Le 14 avril 1931, voilà exactement 91 ans, deux jours après des élections municipales qui ont donné la majorité à une coalition antimonarchiste, l'Espagne proclame l'abolition de la monarchie et l'avènement de la République, la deuxième de son histoire, la première n'ayant duré que 4 ans de 1873 à 1876.
C'est le début d'une période pleine d'espoir pour l'Espagne qui finira quelques années plus tard dans une épouvantable guerre civile et l'instauration de la dictature franquiste.
L'année précédente, le général Miguel Primo de Rivera, désavoué par les commandants des régions militaires, s'est retiré et a quitté le pays.
C’est en août 1930, qu'une coalition républicaine se constitue sur la base d’un programme commun, dit pacte de San Sébastian, comme alternative à la monarchie et à la dictature de Primo de Rivera.
Ce front se compose d’un large éventail politique et social : droite libérale et républicaine, anarcho-syndicalistes, communistes, socialistes, radicaux, radicaux-socialistes, organisations syndicales, intellectuels et officiers républicains… Cette alliance disparate remporte les élections municipales du 12 avril 1931 dans 41 capitales de province sur 50.
Le scrutin se déroule dans une atmosphère de grande violence. Dans les campagnes, les débordements populaires font de nombreuses victimes, en particulier dans le clergé catholique. Le roi Alphonse XIII est pris de panique à la vue de ces masses hirsutes et anticléricales. Il se considère désavoué par le scrutin et, deux jours plus tard, quitte le pays... Mais il n'abdique pas pour autant
Le programme en question prévoit des transformations de nature nationale et démocratique; nationales, car elles servent les intérêts de la nation en tant que telle pour la modernisation de l’Espagne, et démocratiques, car elles servent en même temps les intérêts de la majorité des classes et couches sociales espagnoles, à l’exclusion des grands propriétaires terriens ( les latifundia), dont les intérêts s’opposent à ceux la majorité de la société.
Le 28 juin suivant, le Front Républicain remporte la majorité des sièges à l’Assemblée constituante qui donne naissance, quelques mois plus tard, à une Constitution républicaine et laïque.
Pourtant les diverses tendances politiques et les groupes sociaux qui ont lutté pour mettre fin au règne d'Alphonse XIII et se sont accordés sur la forme républicaine de l’État laissent très vite apparaître leurs divergences.
La nouvelle loi fondamentale s'inspire largement de la Constitution de la Première République allemande, dite de Weimar, de 1919 à 1933, alors la plus avancée sur le plan social et de la Constitution de la Troisième République française, pour ce qui est de la laïcité et des principes républicains.

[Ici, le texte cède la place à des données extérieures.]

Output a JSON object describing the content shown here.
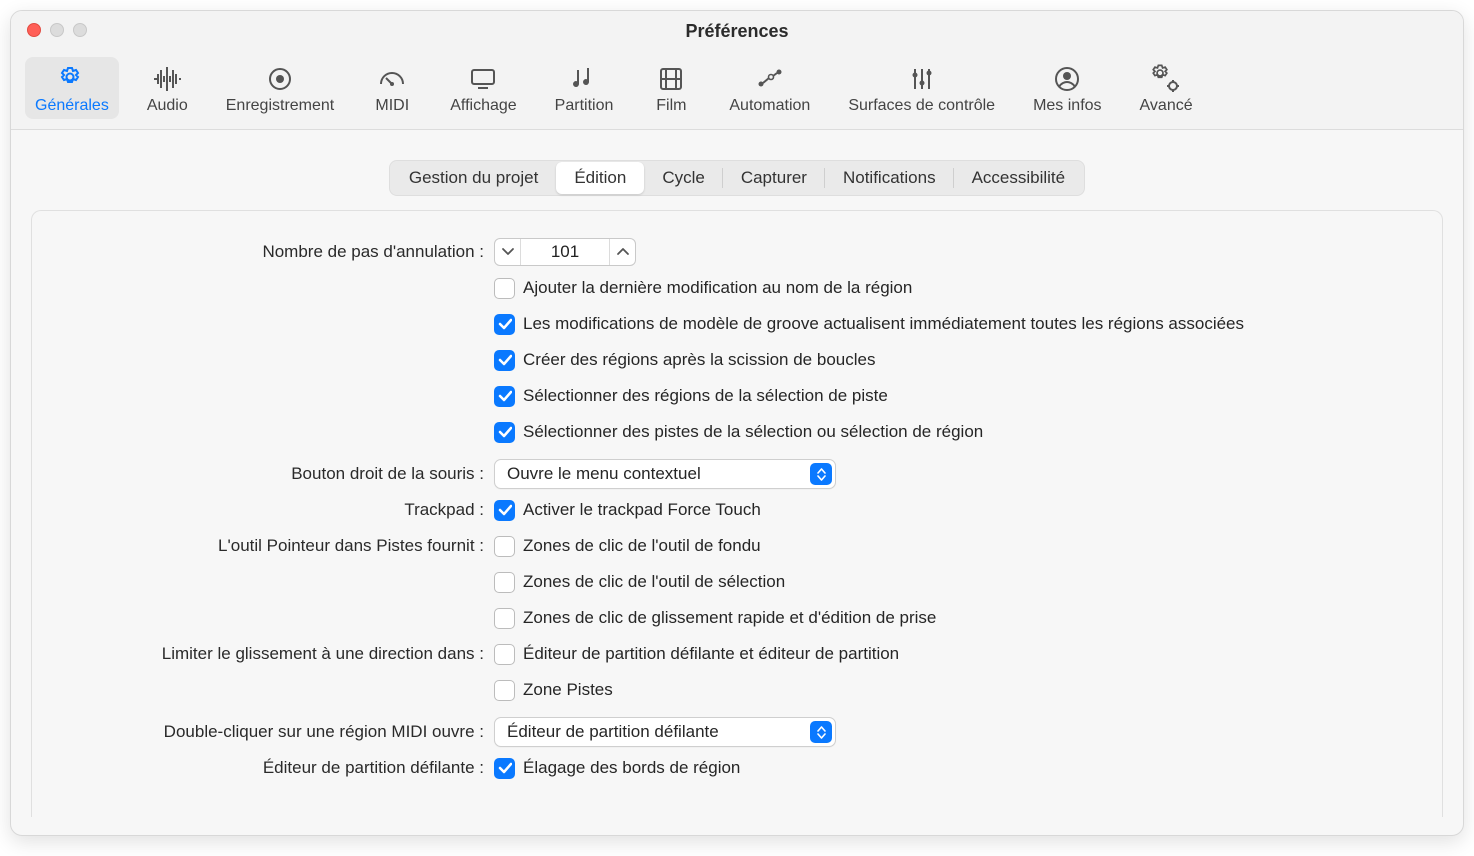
{
  "window": {
    "title": "Préférences"
  },
  "toolbar": [
    {
      "id": "general",
      "label": "Générales",
      "icon": "gear",
      "active": true
    },
    {
      "id": "audio",
      "label": "Audio",
      "icon": "wave",
      "active": false
    },
    {
      "id": "record",
      "label": "Enregistrement",
      "icon": "record",
      "active": false
    },
    {
      "id": "midi",
      "label": "MIDI",
      "icon": "gauge",
      "active": false
    },
    {
      "id": "display",
      "label": "Affichage",
      "icon": "monitor",
      "active": false
    },
    {
      "id": "score",
      "label": "Partition",
      "icon": "notes",
      "active": false
    },
    {
      "id": "film",
      "label": "Film",
      "icon": "film",
      "active": false
    },
    {
      "id": "auto",
      "label": "Automation",
      "icon": "curve",
      "active": false
    },
    {
      "id": "surfaces",
      "label": "Surfaces de contrôle",
      "icon": "sliders",
      "active": false
    },
    {
      "id": "myinfo",
      "label": "Mes infos",
      "icon": "user",
      "active": false
    },
    {
      "id": "advanced",
      "label": "Avancé",
      "icon": "gears",
      "active": false
    }
  ],
  "tabs": [
    {
      "id": "proj",
      "label": "Gestion du projet",
      "active": false
    },
    {
      "id": "edit",
      "label": "Édition",
      "active": true
    },
    {
      "id": "cycle",
      "label": "Cycle",
      "active": false
    },
    {
      "id": "capt",
      "label": "Capturer",
      "active": false
    },
    {
      "id": "notif",
      "label": "Notifications",
      "active": false
    },
    {
      "id": "access",
      "label": "Accessibilité",
      "active": false
    }
  ],
  "form": {
    "undo_label": "Nombre de pas d'annulation :",
    "undo_value": "101",
    "cb1": {
      "checked": false,
      "label": "Ajouter la dernière modification au nom de la région"
    },
    "cb2": {
      "checked": true,
      "label": "Les modifications de modèle de groove actualisent immédiatement toutes les régions associées"
    },
    "cb3": {
      "checked": true,
      "label": "Créer des régions après la scission de boucles"
    },
    "cb4": {
      "checked": true,
      "label": "Sélectionner des régions de la sélection de piste"
    },
    "cb5": {
      "checked": true,
      "label": "Sélectionner des pistes de la sélection ou sélection de région"
    },
    "rmb_label": "Bouton droit de la souris :",
    "rmb_value": "Ouvre le menu contextuel",
    "trackpad_label": "Trackpad :",
    "cb6": {
      "checked": true,
      "label": "Activer le trackpad Force Touch"
    },
    "pointer_label": "L'outil Pointeur dans Pistes fournit :",
    "cb7": {
      "checked": false,
      "label": "Zones de clic de l'outil de fondu"
    },
    "cb8": {
      "checked": false,
      "label": "Zones de clic de l'outil de sélection"
    },
    "cb9": {
      "checked": false,
      "label": "Zones de clic de glissement rapide et d'édition de prise"
    },
    "limit_label": "Limiter le glissement à une direction dans :",
    "cb10": {
      "checked": false,
      "label": "Éditeur de partition défilante et éditeur de partition"
    },
    "cb11": {
      "checked": false,
      "label": "Zone Pistes"
    },
    "dblclick_label": "Double-cliquer sur une région MIDI ouvre :",
    "dblclick_value": "Éditeur de partition défilante",
    "pianoroll_label": "Éditeur de partition défilante :",
    "cb12": {
      "checked": true,
      "label": "Élagage des bords de région"
    }
  }
}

C’est ainsi qu’elle adopte la devise Liberté, Égalité et Fraternité, et proclame que l’Espagne est une « République démocratique de travailleurs de toutes les classes. ». Elle institue également la laïcité, stipulant la stricte séparation des Églises et de l’État, et son corollaire, les libertés de conscience et de culte, l’introduction du mariage et du divorce civils, une école publique mixte, laïque, obligatoire et gratuite.
Elle a aussi instauré le suffrage universel, le droit de vote et d'éligibilité pour les femmes, la protection sociale, la liberté d’association qui permet un essor des vies syndicales et associatives, la mise en place d’un Conseil constitutionnel et d’une réforme agraire. De même qu’elle accorde l’autonomie à certaines régions, Catalogne, Pays Basque, Galice.
Pour ne citer que l’exemple de l’enseignement, le gouvernement, présidé par un membre de la droite libérale, augmente notablement le budget de l’instruction publique et les salaires des enseignants, forme de milliers d’instituteurs, favorise la scolarisation massive des enfants des couches populaires ou pauvres, et leur accès gratuit aux cantines scolaires. Il construit également ou ouvre 10 000 écoles, de nombreuses universités populaires, 5 000 bibliothèques, etc.
Il lutte contre l’analphabétisme, dans un pays où ce fléau touche entre 30% et 50% de la population.
L’économie espagnole était essentielle agraire, elle-même dominée par le système féodal des latifundia. Le pays était dirigé par une monarchie conservatrice. L’Église exerçait un poids écrasant sur le pouvoir d’État et la société. La majorité de la hiérarchie militaire était entièrement dévouée à l’oligarchie, et fortement imprégnée d’une idéologie de caste. L’espérance de vie était de 50 ans, et au moins le tiers de la population était touchée par la pauvreté.
Les Républicains n’ont pas réussi à saper substantiellement la puissance des classes possédantes ultraconservatrices au sein de la société, de l’armée, de la haute administration, de l’appareil monarchique…
Ce qui permet à la Confédération espagnole des droites autonomes ( un regroupement de partis de droites) de gagner les élections législatives du 9 novembre 1933 et de régner jusqu’à fin 1935. Elle va remettre en cause plusieurs mesures du Front républicain, et réprime violemment les manifestations populaires, en particulier la révolte des Asturies en 1934 où les mineurs vont tenir tête pendant 18 jours au gouvernement central !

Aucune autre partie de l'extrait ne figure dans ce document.